When I found out Pierce would be hosting Friday night's final, I thought of the extra economic activity that would be taking place in Pierce and Norfolk.
The championship games have been played in Lincoln since 1996. So the capital city has reaped the revenue and economic rewards those games have generated for nearly 25 years.
Not so this year. Wanda Backus runs J's Place in Pierce. "I'm really excited," she said. "I've got a special going on to hopefully draw the people so they can get a good meal and keep going. I think it's going to be great for the community, great for the team to have it here."
Backus said with the restrictions the state is imposing, she's offering take-out service only. "I'm a mom-and-pop shop, but I'm trying to get it all ready to go out the door as fast as I can and have it ready to go out to the game.
"I get some business before the game. I don't get a whole lot after," she said. "We had 20 to 25 extra customers for the nights of those previous playoff games. So, it's kind of hit-and-miss."

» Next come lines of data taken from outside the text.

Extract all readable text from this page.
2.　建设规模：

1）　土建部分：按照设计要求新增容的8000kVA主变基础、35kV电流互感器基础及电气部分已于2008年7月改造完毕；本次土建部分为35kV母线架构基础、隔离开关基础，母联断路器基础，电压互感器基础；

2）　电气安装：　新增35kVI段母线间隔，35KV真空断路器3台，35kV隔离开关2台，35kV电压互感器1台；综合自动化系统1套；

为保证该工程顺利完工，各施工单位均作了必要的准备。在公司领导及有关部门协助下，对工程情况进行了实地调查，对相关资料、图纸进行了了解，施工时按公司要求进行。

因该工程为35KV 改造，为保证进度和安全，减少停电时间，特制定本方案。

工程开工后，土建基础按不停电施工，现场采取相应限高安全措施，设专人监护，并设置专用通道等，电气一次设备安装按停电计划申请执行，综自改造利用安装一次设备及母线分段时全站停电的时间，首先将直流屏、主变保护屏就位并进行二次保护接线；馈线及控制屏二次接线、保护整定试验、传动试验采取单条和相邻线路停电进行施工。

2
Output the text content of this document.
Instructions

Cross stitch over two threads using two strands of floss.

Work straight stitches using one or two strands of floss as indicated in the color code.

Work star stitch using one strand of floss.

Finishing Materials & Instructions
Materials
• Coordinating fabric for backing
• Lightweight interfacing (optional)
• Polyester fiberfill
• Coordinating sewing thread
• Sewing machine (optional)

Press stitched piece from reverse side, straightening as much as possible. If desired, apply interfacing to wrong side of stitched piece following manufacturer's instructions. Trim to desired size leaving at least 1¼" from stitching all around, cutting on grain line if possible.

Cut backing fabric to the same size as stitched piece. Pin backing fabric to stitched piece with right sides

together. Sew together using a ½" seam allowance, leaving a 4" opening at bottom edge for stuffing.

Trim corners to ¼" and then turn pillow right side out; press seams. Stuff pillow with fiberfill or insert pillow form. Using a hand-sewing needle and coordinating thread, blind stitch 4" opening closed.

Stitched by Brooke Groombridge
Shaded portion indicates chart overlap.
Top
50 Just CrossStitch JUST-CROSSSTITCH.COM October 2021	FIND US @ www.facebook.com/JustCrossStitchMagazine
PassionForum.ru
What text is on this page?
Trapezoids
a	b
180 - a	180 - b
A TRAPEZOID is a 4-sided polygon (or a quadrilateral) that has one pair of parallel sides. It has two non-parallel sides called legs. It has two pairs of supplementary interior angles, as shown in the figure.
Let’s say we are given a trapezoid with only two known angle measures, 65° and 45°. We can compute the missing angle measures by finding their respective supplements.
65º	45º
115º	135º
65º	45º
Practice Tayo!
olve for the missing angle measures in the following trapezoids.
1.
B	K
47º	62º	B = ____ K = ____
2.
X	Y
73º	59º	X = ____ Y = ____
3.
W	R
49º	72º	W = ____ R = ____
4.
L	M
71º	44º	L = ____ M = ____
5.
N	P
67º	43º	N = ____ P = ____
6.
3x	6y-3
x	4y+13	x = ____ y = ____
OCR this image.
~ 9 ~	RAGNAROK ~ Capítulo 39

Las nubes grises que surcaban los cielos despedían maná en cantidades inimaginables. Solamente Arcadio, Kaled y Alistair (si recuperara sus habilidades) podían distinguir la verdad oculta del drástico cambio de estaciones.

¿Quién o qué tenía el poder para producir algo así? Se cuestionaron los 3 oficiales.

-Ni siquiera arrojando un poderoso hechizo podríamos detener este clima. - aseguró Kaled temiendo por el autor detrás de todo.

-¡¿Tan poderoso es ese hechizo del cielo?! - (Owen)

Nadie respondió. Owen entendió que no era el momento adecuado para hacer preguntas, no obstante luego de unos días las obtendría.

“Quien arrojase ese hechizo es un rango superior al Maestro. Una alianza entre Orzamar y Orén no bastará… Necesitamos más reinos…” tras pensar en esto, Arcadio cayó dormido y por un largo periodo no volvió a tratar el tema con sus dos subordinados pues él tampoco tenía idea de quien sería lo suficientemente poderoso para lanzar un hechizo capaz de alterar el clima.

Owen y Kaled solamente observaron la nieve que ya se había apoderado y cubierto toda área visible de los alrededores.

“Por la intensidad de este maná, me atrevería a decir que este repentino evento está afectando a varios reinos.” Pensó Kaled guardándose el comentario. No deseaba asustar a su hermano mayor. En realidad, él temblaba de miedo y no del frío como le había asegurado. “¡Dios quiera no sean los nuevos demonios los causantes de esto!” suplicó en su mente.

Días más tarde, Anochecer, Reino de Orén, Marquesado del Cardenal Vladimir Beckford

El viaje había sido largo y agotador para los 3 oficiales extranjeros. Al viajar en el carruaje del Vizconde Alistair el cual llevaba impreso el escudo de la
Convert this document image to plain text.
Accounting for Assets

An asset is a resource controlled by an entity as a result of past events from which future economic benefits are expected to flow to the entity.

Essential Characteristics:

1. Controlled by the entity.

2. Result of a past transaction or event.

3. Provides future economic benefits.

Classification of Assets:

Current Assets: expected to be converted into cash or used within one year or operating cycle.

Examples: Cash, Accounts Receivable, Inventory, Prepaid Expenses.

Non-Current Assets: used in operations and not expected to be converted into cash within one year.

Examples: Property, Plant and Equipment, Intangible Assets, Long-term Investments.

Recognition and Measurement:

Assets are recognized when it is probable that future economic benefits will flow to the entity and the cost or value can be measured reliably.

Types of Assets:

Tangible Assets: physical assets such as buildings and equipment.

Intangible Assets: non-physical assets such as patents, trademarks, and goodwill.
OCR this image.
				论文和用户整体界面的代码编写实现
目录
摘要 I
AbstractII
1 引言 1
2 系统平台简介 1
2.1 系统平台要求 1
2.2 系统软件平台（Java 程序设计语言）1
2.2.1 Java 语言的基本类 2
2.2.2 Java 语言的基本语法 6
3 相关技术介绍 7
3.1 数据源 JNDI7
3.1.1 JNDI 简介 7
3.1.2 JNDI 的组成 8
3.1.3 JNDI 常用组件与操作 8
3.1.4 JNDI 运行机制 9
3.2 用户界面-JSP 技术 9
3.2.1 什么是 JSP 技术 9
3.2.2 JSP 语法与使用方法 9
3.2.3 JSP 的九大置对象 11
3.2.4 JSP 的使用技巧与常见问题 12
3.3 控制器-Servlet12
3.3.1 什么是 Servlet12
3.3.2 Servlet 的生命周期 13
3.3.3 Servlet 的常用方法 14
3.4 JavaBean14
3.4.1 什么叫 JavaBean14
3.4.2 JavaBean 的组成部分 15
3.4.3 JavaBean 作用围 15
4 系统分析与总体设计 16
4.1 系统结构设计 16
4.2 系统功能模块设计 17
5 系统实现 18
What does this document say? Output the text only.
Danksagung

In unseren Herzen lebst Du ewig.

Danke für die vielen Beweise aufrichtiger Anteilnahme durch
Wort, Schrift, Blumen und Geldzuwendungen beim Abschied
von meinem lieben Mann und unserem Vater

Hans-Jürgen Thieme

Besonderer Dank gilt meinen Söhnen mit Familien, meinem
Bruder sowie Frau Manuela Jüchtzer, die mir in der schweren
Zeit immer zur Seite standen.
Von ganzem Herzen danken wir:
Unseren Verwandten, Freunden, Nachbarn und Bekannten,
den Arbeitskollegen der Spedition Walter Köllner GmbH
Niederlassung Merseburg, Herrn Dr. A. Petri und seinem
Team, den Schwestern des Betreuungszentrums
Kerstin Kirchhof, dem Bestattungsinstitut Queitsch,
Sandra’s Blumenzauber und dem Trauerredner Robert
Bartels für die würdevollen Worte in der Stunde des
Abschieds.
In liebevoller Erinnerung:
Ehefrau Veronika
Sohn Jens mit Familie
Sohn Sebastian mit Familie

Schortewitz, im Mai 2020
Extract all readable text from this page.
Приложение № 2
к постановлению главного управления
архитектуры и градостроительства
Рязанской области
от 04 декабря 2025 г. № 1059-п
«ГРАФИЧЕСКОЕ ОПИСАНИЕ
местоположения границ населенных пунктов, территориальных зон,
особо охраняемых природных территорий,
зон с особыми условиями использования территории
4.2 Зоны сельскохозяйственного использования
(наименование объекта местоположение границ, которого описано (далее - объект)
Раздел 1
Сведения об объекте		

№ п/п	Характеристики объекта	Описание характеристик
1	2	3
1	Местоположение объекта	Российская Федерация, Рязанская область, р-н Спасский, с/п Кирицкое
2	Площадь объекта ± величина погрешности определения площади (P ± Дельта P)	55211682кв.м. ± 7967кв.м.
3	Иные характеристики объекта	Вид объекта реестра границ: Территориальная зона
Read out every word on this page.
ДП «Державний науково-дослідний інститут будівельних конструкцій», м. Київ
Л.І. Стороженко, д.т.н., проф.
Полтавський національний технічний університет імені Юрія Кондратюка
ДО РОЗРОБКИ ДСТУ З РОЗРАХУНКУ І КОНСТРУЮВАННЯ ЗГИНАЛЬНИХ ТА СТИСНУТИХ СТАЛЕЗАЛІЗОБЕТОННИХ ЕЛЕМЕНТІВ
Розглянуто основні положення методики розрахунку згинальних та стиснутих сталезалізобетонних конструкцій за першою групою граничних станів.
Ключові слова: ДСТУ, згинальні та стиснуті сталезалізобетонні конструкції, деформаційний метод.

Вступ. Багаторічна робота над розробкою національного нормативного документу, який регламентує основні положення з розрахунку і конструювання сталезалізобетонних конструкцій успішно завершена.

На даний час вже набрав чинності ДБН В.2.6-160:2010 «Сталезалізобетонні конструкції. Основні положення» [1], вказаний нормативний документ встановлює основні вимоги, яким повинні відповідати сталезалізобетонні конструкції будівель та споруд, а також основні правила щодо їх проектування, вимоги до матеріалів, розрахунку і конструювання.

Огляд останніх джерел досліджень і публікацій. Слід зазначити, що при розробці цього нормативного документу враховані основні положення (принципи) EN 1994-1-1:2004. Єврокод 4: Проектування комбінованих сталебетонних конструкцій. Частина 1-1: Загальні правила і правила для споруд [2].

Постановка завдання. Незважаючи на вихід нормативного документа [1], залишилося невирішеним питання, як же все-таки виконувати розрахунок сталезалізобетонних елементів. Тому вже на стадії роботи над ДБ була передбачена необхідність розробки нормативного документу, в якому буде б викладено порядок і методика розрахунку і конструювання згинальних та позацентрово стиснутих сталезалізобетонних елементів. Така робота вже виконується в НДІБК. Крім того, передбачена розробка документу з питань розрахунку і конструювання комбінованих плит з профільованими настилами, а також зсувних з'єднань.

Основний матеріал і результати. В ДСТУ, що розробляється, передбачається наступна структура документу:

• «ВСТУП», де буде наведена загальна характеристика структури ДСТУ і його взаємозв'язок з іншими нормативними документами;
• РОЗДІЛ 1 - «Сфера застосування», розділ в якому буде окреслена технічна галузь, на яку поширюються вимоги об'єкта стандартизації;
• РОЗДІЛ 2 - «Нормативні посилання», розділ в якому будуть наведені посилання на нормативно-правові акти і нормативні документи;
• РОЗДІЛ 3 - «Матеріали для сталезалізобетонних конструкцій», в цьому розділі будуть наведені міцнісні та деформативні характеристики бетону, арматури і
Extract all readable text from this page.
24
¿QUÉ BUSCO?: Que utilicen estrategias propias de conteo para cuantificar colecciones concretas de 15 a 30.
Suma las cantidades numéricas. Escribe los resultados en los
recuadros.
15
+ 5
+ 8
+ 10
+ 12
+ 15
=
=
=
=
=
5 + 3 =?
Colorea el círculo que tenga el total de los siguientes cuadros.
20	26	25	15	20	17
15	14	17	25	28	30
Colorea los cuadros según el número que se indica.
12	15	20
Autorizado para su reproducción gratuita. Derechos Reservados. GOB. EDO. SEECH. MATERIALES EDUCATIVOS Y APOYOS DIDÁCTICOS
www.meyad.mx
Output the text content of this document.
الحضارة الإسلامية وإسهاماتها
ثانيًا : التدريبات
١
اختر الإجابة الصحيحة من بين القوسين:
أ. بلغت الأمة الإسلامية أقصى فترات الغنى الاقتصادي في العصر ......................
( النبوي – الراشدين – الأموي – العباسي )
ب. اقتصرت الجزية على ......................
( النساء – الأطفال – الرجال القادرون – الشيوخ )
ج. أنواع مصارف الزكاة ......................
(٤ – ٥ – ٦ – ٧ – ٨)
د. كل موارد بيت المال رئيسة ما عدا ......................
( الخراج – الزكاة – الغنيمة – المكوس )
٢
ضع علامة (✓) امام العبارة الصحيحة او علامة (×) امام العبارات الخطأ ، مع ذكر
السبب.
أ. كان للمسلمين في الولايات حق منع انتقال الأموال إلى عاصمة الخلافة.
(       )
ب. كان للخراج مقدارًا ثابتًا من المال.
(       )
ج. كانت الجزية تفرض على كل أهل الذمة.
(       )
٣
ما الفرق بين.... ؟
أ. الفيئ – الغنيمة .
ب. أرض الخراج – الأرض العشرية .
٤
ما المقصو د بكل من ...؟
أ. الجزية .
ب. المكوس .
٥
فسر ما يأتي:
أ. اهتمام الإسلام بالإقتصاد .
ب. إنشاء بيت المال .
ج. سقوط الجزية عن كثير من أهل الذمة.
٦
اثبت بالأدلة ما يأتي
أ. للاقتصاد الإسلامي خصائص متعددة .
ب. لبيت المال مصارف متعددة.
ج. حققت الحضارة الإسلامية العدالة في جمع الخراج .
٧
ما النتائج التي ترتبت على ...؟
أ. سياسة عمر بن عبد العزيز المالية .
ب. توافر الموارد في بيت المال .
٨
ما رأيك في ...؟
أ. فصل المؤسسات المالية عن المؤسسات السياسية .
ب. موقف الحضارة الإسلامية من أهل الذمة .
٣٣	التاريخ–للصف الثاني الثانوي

Caitlin Macke, who manages the Casey's General Store in Pierce, said she listened to the Bluejays’ semifinal victory over St. Paul on the radio. "I was driving home and I had heard that we were going to be hosting the state championship here in Pierce and I was ecstatic," she said. "I couldn't think of a better way for the community to pull together for this."
Macke said the location of her business on the outskirts of Pierce makes it the perfect place for visiting fans to fill up their tanks as well as load up on snacks and drinks for the drive home.
"I could tell there was an expansion in business; it escalated for every playoff game," she said. "The closer they came to the championship, it just seemed like it got more and more busy. We've prepared ourselves to the best of our ability. We're ready for a big crowd and to support both teams. "
Like J's Place, Taylor's Bar and Grill offered take-out only. "We expanded our hours to try to accommodate around the time-frame of the game," owner and manager Shane Taylor said.
Of course with the visitors driving to Pierce from the Hastings area, most traveled on Highway 81, so, no doubt, the 13th Street businesses in Norfolk received a big chunk of the business from the visiting fans.
But whether in Norfolk or Pierce, the economic impact should have a positive effect on Northeast Nebraska's economy.